Hampir semua kota yang punya bandara di dunia juga maju dan ndak kalah modern dengan kota yang disangganya. Misalnya Inchion di Korea Selatan, Changi di Singapura, termasuk Tangerang Banten yang ada Bandara Soekarno-Hatta.
Selain perkembangan, apa saja kekurangan Sidoarjo yang harus menjadi perhatian Pemerintah Kabupaten?
Ada banyak yang harus jadi perhatian dan prioritas. Penataan kota, percepatan infrastuktur jalan untuk mengatasi kemacetan, kebersihan dan pengelolaan sampah serta banjir.
Coba rasakan saja. Kalau kita lewat perbatasan Surabaya-Sidoarjo, akan segera terasa njomplangnya. Kebersihannya, semrawutnya, dan penataan lingkungannya. Seperti habis dari kota metropolitan masuk ke perkampungan besar yang kurang terkelola.
Ini karena pertumbuhan infrastruktur pendukung kota tidak imbang dengan pertumbuhan penduduk. Itu bisa dirasakan jika kita lewat Jalan Ahmad Yani Surabaya terus masuk Waru. Atau dari raya Rungkut ke Tropodo. Juga Jalan Mas Trip ke Sepanjang.
Dulu, waktu saya jadi Wakil Walikota Surabaya sering ada koordinasi perencanaan dengan Sidoarjo. Saya maupun Walikota Pak Bambang DH sering berkomunikasi dengan Bupati Wien Hendarso juga sering koordinasi, baik formal maupun informal.
Menurut pandangan Anda sebagai orang yang berpengalaman dalam bidang pemerintahan, apa solusi mengatasi persoalan di kota delta pak?
Banyak hal yang bisa dilakukan. Apalagi dengan APBD hampir Rp 5 Triliun. Tapi yang utama melakukan terobosan agar infrastruktur yang menghubungkan Sidoarjo-Surabaya tak terasa njomplang.

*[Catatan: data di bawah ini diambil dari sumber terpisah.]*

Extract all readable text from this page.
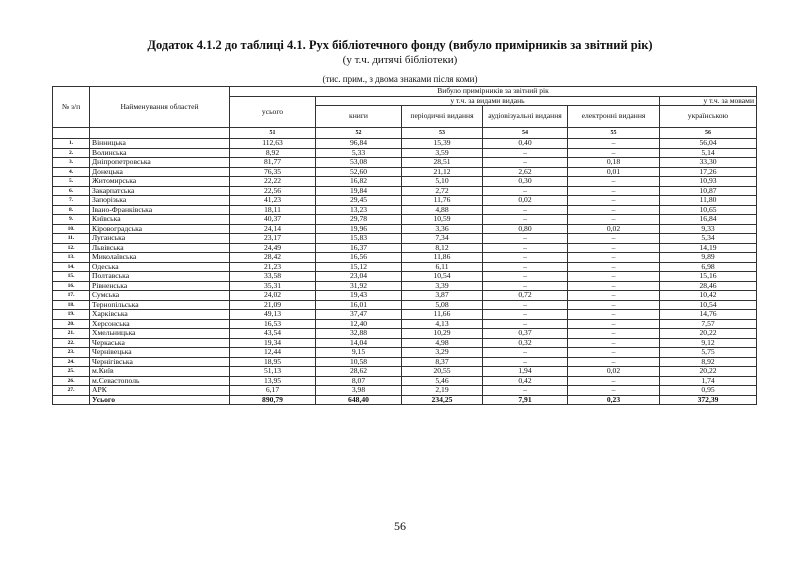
Додаток 4.1.2 до таблиці 4.1. Рух бібліотечного фонду (вибуло примірників за звітний рік)
(у т.ч. дитячі бібліотеки)
(тис. прим., з двома знаками після коми)
№ з/п	Найменування областей	Вибуло примірників за звітний рік					
		усього	у т.ч. за видами видань				у т.ч. за мовами
			книги	періодичні видання	аудіовізуальні видання	електронні видання	українською
		51	52	53	54	55	56
1.	Вінницька	112,63	96,84	15,39	0,40	–	56,04
2.	Волинська	8,92	5,33	3,59	–	–	5,14
3.	Дніпропетровська	81,77	53,08	28,51	–	0,18	33,30
4.	Донецька	76,35	52,60	21,12	2,62	0,01	17,26
5.	Житомирська	22,22	16,82	5,10	0,30	–	10,93
6.	Закарпатська	22,56	19,84	2,72	–	–	10,87
7.	Запорізька	41,23	29,45	11,76	0,02	–	11,80
8.	Івано-Франківська	18,11	13,23	4,88	–	–	10,65
9.	Київська	40,37	29,78	10,59	–	–	16,84
10.	Кіровоградська	24,14	19,96	3,36	0,80	0,02	9,33
11.	Луганська	23,17	15,83	7,34	–	–	5,34
12.	Львівська	24,49	16,37	8,12	–	–	14,19
13.	Миколаївська	28,42	16,56	11,86	–	–	9,89
14.	Одеська	21,23	15,12	6,11	–	–	6,98
15.	Полтавська	33,58	23,04	10,54	–	–	15,16
16.	Рівненська	35,31	31,92	3,39	–	–	28,46
17.	Сумська	24,02	19,43	3,87	0,72	–	10,42
18.	Тернопільська	21,09	16,01	5,08	–	–	10,54
19.	Харківська	49,13	37,47	11,66	–	–	14,76
20.	Херсонська	16,53	12,40	4,13	–	–	7,57
21.	Хмельницька	43,54	32,88	10,29	0,37	–	20,22
22.	Черкаська	19,34	14,04	4,98	0,32	–	9,12
23.	Чернівецька	12,44	9,15	3,29	–	–	5,75
24.	Чернігівська	18,95	10,58	8,37	–	–	8,92
25.	м.Київ	51,13	28,62	20,55	1,94	0,02	20,22
26.	м.Севастополь	13,95	8,07	5,46	0,42	–	1,74
27.	АРК	6,17	3,98	2,19	–	–	0,95
	Усього	890,79	648,40	234,25	7,91	0,23	372,39
56
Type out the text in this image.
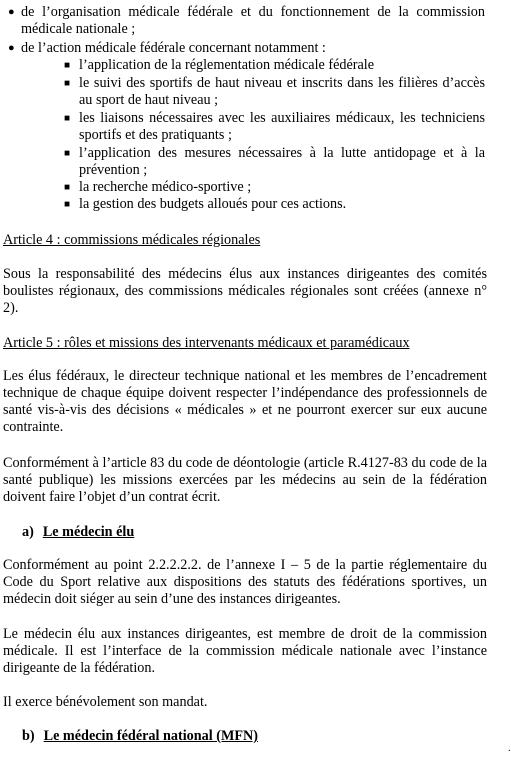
● de l’organisation médicale fédérale et du fonctionnement de la commission médicale nationale ;
● de l’action médicale fédérale concernant notamment :
■ l’application de la réglementation médicale fédérale
■ le suivi des sportifs de haut niveau et inscrits dans les filières d’accès au sport de haut niveau ;
■ les liaisons nécessaires avec les auxiliaires médicaux, les techniciens sportifs et des pratiquants ;
■ l’application des mesures nécessaires à la lutte antidopage et à la prévention ;
■ la recherche médico-sportive ;
■ la gestion des budgets alloués pour ces actions.
Article 4 : commissions médicales régionales
Sous la responsabilité des médecins élus aux instances dirigeantes des comités boulistes régionaux, des commissions médicales régionales sont créées (annexe n° 2).
Article 5 : rôles et missions des intervenants médicaux et paramédicaux
Les élus fédéraux, le directeur technique national et les membres de l’encadrement technique de chaque équipe doivent respecter l’indépendance des professionnels de santé vis-à-vis des décisions « médicales » et ne pourront exercer sur eux aucune contrainte.
Conformément à l’article 83 du code de déontologie (article R.4127-83 du code de la santé publique) les missions exercées par les médecins au sein de la fédération doivent faire l’objet d’un contrat écrit.
a) Le médecin élu
Conformément au point 2.2.2.2.2. de l’annexe I – 5 de la partie réglementaire du Code du Sport relative aux dispositions des statuts des fédérations sportives, un médecin doit siéger au sein d’une des instances dirigeantes.
Le médecin élu aux instances dirigeantes, est membre de droit de la commission médicale. Il est l’interface de la commission médicale nationale avec l’instance dirigeante de la fédération.
Il exerce bénévolement son mandat.
b) Le médecin fédéral national (MFN)
.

Misalnya, menyelesaikan frontage roads dari Waru sampai Aloha. Mengatasi banjir yang setiap tahun jadi momok, dan manata ulang peruntukan ruang di Sidoarjo.
Jangan sampai Sidoarjo menjadi Bekasi dan Depok yang semrawut dan kurang nyaman menjadi tempat tinggal penyangga ibukota. Minimal jadilah seperti Tangerang Selatan yang kemajuannya hampir imbang dengan Jakarta Selatan.
Perlu juga mendorong sektor swasta membangun kota baru yang lebih modern. Sehingga orang yang turun di Juanda tidak harus mencari kenyamanan di Surabaya. Seperti Tangerang dengan Bumi Serpong Damai (BSD) dan sebagainya.